Building a Spring in Kokosa

Today Tadesa came at 7:00am (1:00 Ethiopian time) to pick me up. We picked up Abera at his house, then went to the Village of Hope where we implanted an embryo in the milk cow.  I was glad that she is cycling and I hope that she will follow her daughter's lead and be pregnant.  We then looked around the compound.  I was excited to see that a couple of the young men had taken my advice and brought chicken manure over for their gardens.  Two of them were well-weeded and growing nicely.  I gave Mambrat some fruit snacks for the children and some purple carrot seeds.  I think that they will really have fun with them.

We purchased pipe, staples, buckets, and food, and then headed up to Kokosa.  We arrived just after noon, so we unpacked the truck and sat down for our lunch of bread and fruit - simple, but satisfying. 

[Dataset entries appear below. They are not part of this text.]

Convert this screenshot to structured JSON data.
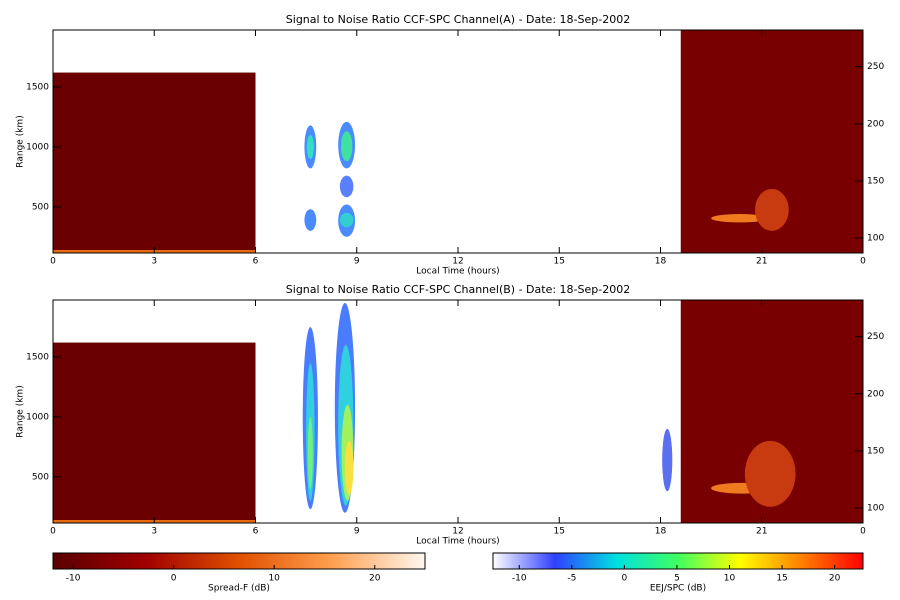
{
  "chart_data": [
    {
      "type": "heatmap",
      "title": "Signal to Noise Ratio CCF-SPC Channel(A) - Date: 18-Sep-2002",
      "xlabel": "Local Time (hours)",
      "ylabel": "Range (km)",
      "xlim": [
        0,
        24
      ],
      "xticks": [
        0,
        3,
        6,
        9,
        12,
        15,
        18,
        21,
        {
          "value": 24,
          "label": "0"
        }
      ],
      "ylim": [
        115,
        1975
      ],
      "yticks": [
        500,
        1000,
        1500
      ],
      "y2lim": [
        87,
        282
      ],
      "y2ticks": [
        100,
        150,
        200,
        250
      ],
      "patches": [
        {
          "shape": "rect",
          "x": [
            0,
            6
          ],
          "y": [
            115,
            1620
          ],
          "color": "#6b0000"
        },
        {
          "shape": "rect",
          "x": [
            0,
            6
          ],
          "y": [
            115,
            140
          ],
          "color": "#e86a10"
        },
        {
          "shape": "rect",
          "x": [
            18.6,
            24
          ],
          "y": [
            115,
            1975
          ],
          "color": "#780000"
        },
        {
          "shape": "ellipse",
          "x": [
            19.5,
            21.2
          ],
          "y": [
            370,
            440
          ],
          "color": "#f07a20"
        },
        {
          "shape": "ellipse",
          "x": [
            20.8,
            21.8
          ],
          "y": [
            300,
            650
          ],
          "color": "#c83a10"
        },
        {
          "shape": "ellipse",
          "x": [
            7.45,
            7.8
          ],
          "y": [
            820,
            1180
          ],
          "color": "#4a8cff"
        },
        {
          "shape": "ellipse",
          "x": [
            7.52,
            7.73
          ],
          "y": [
            900,
            1100
          ],
          "color": "#30e0c0"
        },
        {
          "shape": "ellipse",
          "x": [
            7.45,
            7.8
          ],
          "y": [
            300,
            480
          ],
          "color": "#4a8cff"
        },
        {
          "shape": "ellipse",
          "x": [
            8.45,
            8.95
          ],
          "y": [
            820,
            1210
          ],
          "color": "#4a8cff"
        },
        {
          "shape": "ellipse",
          "x": [
            8.53,
            8.87
          ],
          "y": [
            880,
            1130
          ],
          "color": "#40e0a0"
        },
        {
          "shape": "ellipse",
          "x": [
            8.45,
            8.95
          ],
          "y": [
            250,
            520
          ],
          "color": "#4a8cff"
        },
        {
          "shape": "ellipse",
          "x": [
            8.5,
            8.9
          ],
          "y": [
            330,
            450
          ],
          "color": "#30d0d0"
        },
        {
          "shape": "ellipse",
          "x": [
            8.5,
            8.9
          ],
          "y": [
            580,
            760
          ],
          "color": "#5a80ff"
        }
      ]
    },
    {
      "type": "heatmap",
      "title": "Signal to Noise Ratio CCF-SPC Channel(B) - Date: 18-Sep-2002",
      "xlabel": "Local Time (hours)",
      "ylabel": "Range (km)",
      "xlim": [
        0,
        24
      ],
      "xticks": [
        0,
        3,
        6,
        9,
        12,
        15,
        18,
        21,
        {
          "value": 24,
          "label": "0"
        }
      ],
      "ylim": [
        115,
        1975
      ],
      "yticks": [
        500,
        1000,
        1500
      ],
      "y2lim": [
        87,
        282
      ],
      "y2ticks": [
        100,
        150,
        200,
        250
      ],
      "patches": [
        {
          "shape": "rect",
          "x": [
            0,
            6
          ],
          "y": [
            115,
            1620
          ],
          "color": "#6b0000"
        },
        {
          "shape": "rect",
          "x": [
            0,
            6
          ],
          "y": [
            115,
            140
          ],
          "color": "#e86a10"
        },
        {
          "shape": "rect",
          "x": [
            18.6,
            24
          ],
          "y": [
            115,
            1975
          ],
          "color": "#780000"
        },
        {
          "shape": "ellipse",
          "x": [
            19.5,
            21.3
          ],
          "y": [
            360,
            450
          ],
          "color": "#f07a20"
        },
        {
          "shape": "ellipse",
          "x": [
            20.5,
            22
          ],
          "y": [
            250,
            800
          ],
          "color": "#c83a10"
        },
        {
          "shape": "ellipse",
          "x": [
            7.4,
            7.85
          ],
          "y": [
            230,
            1750
          ],
          "color": "#4a7cff"
        },
        {
          "shape": "ellipse",
          "x": [
            7.5,
            7.75
          ],
          "y": [
            300,
            1450
          ],
          "color": "#30d0e0"
        },
        {
          "shape": "ellipse",
          "x": [
            7.55,
            7.7
          ],
          "y": [
            400,
            1000
          ],
          "color": "#70f080"
        },
        {
          "shape": "ellipse",
          "x": [
            8.35,
            8.95
          ],
          "y": [
            200,
            1950
          ],
          "color": "#4a7cff"
        },
        {
          "shape": "ellipse",
          "x": [
            8.45,
            8.9
          ],
          "y": [
            260,
            1600
          ],
          "color": "#30d0e0"
        },
        {
          "shape": "ellipse",
          "x": [
            8.55,
            8.9
          ],
          "y": [
            300,
            1100
          ],
          "color": "#a0f060"
        },
        {
          "shape": "ellipse",
          "x": [
            8.65,
            8.9
          ],
          "y": [
            350,
            800
          ],
          "color": "#f8e040"
        },
        {
          "shape": "ellipse",
          "x": [
            18.05,
            18.35
          ],
          "y": [
            380,
            900
          ],
          "color": "#5a70f0"
        }
      ]
    }
  ],
  "colorbars": [
    {
      "label": "Spread-F (dB)",
      "lim": [
        -12,
        25
      ],
      "ticks": [
        -10,
        0,
        10,
        20
      ],
      "colors": [
        "#5a0000",
        "#a00000",
        "#e05000",
        "#ffa050",
        "#fff8f0"
      ]
    },
    {
      "label": "EEJ/SPC (dB)",
      "lim": [
        -12.5,
        22.7
      ],
      "ticks": [
        -10,
        -5,
        0,
        5,
        10,
        15,
        20
      ],
      "colors": [
        "#ffffff",
        "#3040ff",
        "#00e0e0",
        "#40ff60",
        "#ffff00",
        "#ff8000",
        "#ff0000"
      ]
    }
  ]
}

We took a couple of shovels with us and headed down over the hill to find a place to pipe a spring.  Abera showed me a good place and we started digging.  I showed him how to jump on a shovel to get a nice big shovel full of dirt.  The sod is beautiful, rich and dark.  It holds the moisture like a giant sponge.  We dug down about a foot deep.  We hadn't dug very far before a couple of workers came and took the shovels away from us, wanting to relieve us of working. I had to teach them how to use a shovel too.  Abera and I left them working and went to scout out a few other places to put spring fed water troughs.  We stopped at the corrals, and I showed him how I would like to build a shoot and corrals under the shed.  We wandered around and found the cows.  The Holstein heifer looks great, and the steer is growing quickly, much better than they looked when we first purchased them. The Arsi heifers look fantastic and the Boran heifers are starting to shine also.  This is fantastic grazing land. 

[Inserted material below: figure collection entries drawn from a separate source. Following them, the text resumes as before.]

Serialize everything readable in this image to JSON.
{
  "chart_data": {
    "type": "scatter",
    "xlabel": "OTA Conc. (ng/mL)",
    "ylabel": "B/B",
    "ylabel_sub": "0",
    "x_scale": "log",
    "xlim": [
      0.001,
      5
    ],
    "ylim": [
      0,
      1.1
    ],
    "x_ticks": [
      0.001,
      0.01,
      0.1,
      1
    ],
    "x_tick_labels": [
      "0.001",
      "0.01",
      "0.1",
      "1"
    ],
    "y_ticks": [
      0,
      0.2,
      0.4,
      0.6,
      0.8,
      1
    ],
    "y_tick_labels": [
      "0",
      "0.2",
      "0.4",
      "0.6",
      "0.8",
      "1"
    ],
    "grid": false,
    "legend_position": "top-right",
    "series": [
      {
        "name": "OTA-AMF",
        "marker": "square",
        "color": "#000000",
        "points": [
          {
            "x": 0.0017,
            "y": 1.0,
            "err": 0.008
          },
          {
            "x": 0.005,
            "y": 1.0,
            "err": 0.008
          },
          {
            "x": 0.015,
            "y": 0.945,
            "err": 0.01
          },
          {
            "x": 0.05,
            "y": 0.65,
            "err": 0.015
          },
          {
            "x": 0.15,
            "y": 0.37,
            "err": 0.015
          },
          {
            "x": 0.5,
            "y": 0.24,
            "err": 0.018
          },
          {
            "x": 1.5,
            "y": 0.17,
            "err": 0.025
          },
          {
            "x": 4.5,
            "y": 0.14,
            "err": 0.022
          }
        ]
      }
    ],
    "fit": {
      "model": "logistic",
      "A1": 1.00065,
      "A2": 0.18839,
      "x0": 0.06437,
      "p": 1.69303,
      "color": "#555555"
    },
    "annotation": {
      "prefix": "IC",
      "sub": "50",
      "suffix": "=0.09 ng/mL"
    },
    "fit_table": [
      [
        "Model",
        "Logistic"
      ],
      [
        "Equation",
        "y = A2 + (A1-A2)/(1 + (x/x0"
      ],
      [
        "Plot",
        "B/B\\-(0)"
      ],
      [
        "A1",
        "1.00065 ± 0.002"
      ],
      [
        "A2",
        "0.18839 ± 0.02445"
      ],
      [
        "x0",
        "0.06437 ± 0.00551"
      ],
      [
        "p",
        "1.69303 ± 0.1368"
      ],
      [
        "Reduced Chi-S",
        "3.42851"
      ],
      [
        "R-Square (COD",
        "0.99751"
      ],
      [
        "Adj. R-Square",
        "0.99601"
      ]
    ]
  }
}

While we were walking back, we were caught in a heavy downpour.  We took shelter in the dormitory and made plans for the spring while we were waiting out the storm. After the rain slowed, we ran over and grabbed the generator battery and carried it back to the house so we could charge it.  We tried drilling holes in the pipe with our little drill but it took way too long.  Abera got some nails, heated them in a fire and used them to poke holes in the pipe.  It was starting to get dark when we finished with the pipes, so we grabbed the shovels, buckets and duck tape and headed down the hill.  On the way I filled the buckets with gravel that they had for making cement for the fence posts.  We taped the two pipes together and laid them in the trench.  I poured the gravel overtop of the pipe, then filled the trench back in.  We each made a trip up the hill to get buckets full of gravel.  Water was trickling nicely out of the pipe when we finished.  I estimate six to ten gallons an hour - not a lot, but enough to fill a water trough overnight.  Abera was pleasantly surprised.  I think that he had doubts that it would work.
It was dark by the time we made it back to the house.  The guards had some corn roasting on the fire for dinner.  It was well done but tasted very good. I love it here in the mountains! The air is fresh and clean. The birds sing like crazy and have an amazing variety of songs.  The people are very friendly and quick to help whenever they can.  It will really be nice when Abera has the garden growing and some fruit trees in.  He will also try a beehive up here, and we'll see how it works. What a beautiful place!